On-site survey suggests nearly 5,000 gallons of fuel aboard aircraft ‘consumed by fire,’ DEC official says
The state Department of Environmental Conservation has no plans to clean up the site where a cargo plane crashed and burned near Fairbanks last month. The agency says tests show the fire consumed nearly all of the 4,700 gallons of liquid fuel on board.
The C-54 crashed on April 23rd a few minutes after takeoff from Fairbanks International on a flight to Kobuk with 3,400 gallons of unleaded fuel, two 100-gallon propane tanks, plus 1,300 gallons of aviation fuel, or av-gas, for the plane’s four engines. But tests conducted the day after the crash detected hardly any fuel in samples of vegetation and soils at the site.

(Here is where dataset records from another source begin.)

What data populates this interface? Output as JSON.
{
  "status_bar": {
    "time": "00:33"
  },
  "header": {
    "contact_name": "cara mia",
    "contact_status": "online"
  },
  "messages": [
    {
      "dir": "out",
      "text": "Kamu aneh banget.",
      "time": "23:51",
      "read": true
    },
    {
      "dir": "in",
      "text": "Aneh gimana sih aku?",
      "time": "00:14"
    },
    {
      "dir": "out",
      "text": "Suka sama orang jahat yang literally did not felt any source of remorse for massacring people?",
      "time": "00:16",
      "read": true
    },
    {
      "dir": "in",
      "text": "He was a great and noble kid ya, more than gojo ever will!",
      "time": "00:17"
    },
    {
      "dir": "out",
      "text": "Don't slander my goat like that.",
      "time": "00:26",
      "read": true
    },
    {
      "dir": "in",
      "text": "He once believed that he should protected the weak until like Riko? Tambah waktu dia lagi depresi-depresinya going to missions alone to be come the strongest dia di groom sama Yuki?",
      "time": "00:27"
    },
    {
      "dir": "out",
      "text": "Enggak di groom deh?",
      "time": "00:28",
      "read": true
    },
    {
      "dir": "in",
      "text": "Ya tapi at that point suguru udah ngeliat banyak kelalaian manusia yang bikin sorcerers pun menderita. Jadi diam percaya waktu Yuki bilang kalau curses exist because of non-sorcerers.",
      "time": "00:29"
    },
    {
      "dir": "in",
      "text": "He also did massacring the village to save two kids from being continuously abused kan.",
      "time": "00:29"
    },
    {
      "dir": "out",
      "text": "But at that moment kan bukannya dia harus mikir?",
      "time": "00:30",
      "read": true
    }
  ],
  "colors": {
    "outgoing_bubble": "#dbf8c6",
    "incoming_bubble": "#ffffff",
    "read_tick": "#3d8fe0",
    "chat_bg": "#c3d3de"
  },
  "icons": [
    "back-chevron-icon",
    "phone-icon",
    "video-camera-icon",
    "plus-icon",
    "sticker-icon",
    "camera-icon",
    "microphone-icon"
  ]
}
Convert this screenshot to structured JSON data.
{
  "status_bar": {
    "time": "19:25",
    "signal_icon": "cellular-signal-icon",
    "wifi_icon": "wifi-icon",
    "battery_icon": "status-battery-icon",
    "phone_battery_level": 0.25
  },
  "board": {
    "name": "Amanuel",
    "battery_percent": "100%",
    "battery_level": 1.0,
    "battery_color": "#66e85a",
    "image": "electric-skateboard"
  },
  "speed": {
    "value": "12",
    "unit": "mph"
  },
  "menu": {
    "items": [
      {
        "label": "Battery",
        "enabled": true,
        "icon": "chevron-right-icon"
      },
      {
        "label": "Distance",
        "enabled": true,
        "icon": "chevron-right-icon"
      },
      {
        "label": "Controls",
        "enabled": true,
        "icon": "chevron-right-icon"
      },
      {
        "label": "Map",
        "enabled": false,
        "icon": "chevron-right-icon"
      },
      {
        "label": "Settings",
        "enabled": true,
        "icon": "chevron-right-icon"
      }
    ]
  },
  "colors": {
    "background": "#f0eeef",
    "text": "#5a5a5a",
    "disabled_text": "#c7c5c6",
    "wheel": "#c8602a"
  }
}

“What we found was very little fuel left onsite,” says Kimberley Maher, DEC’s on-site coordinator of the crash response. “Most of the av-gas and fuel that was being transported as cargo seemed to have been consumed by the fire.”
Maher she says the National Transportation Safety Board came to the same conclusion. NTSB Alaska office chief Clint Johnson says the agency also revised its first report on the fuel the plane was hauling in a preliminary report.
“The initial reports from the operator the day of the accident were that it was fuel oil,” Johnson said. “That has since been changed, since the investigation has continued, and now they are reporting that it was in fact unleaded fuel that was headed to Kobuk.”
Wasilla based Alaska Air Fuel owned and operated the C-54. That’s the military version of the DC-4, which is how initial reports identified the plane. Two people aboard the aircraft died in the fiery crash on a steep bank of the Tanana River near Cripple Creek.
Maher says the DEC team that checked the site found evidence of fuel in only one area.
“We did find one little spot where there seemed to be some fuel that did get soaked up by the vegetative mat that had elevated fuel levels,” she said in an interview Tuesday.
But she said that’ll likely be broken down by microbes that feed on carbon, one of the elements that make up gasoline. Maher says that “natural attenuation” process would likely take care of the small amounts of fuel that didn’t get burned. She says DEC’s decision not to attempt any clean-up also reflects the difficulty of accessing the area.
“The site is a very steep bluff, and it would be hard to maneuver any heavy equipment around it,” she said. “And with the small amount of fuel left, we just expect that to naturally attenuate.”
Maher said members of the team spotted a small sheen on the surface of the Tanana River after the crash, but were unable to get close enough to take liquid or frozen samples due to rotten, unsafe ice. She says DEC likely will check the site once more later
Johnson, the NTSB chief, says the conditions also complicated recovery of one of the plane’s engines that fell onto the ice just before the crash.
“That engine was thrown out onto the ice, clear of the accident site,” he said Tuesday.
Johnson said NTSB will closely examine the engine, which reportedly was on fire just as the plane began a steep descent that ended in the crash.
He anticipates that a final crash investigation report will be completed by this time next year.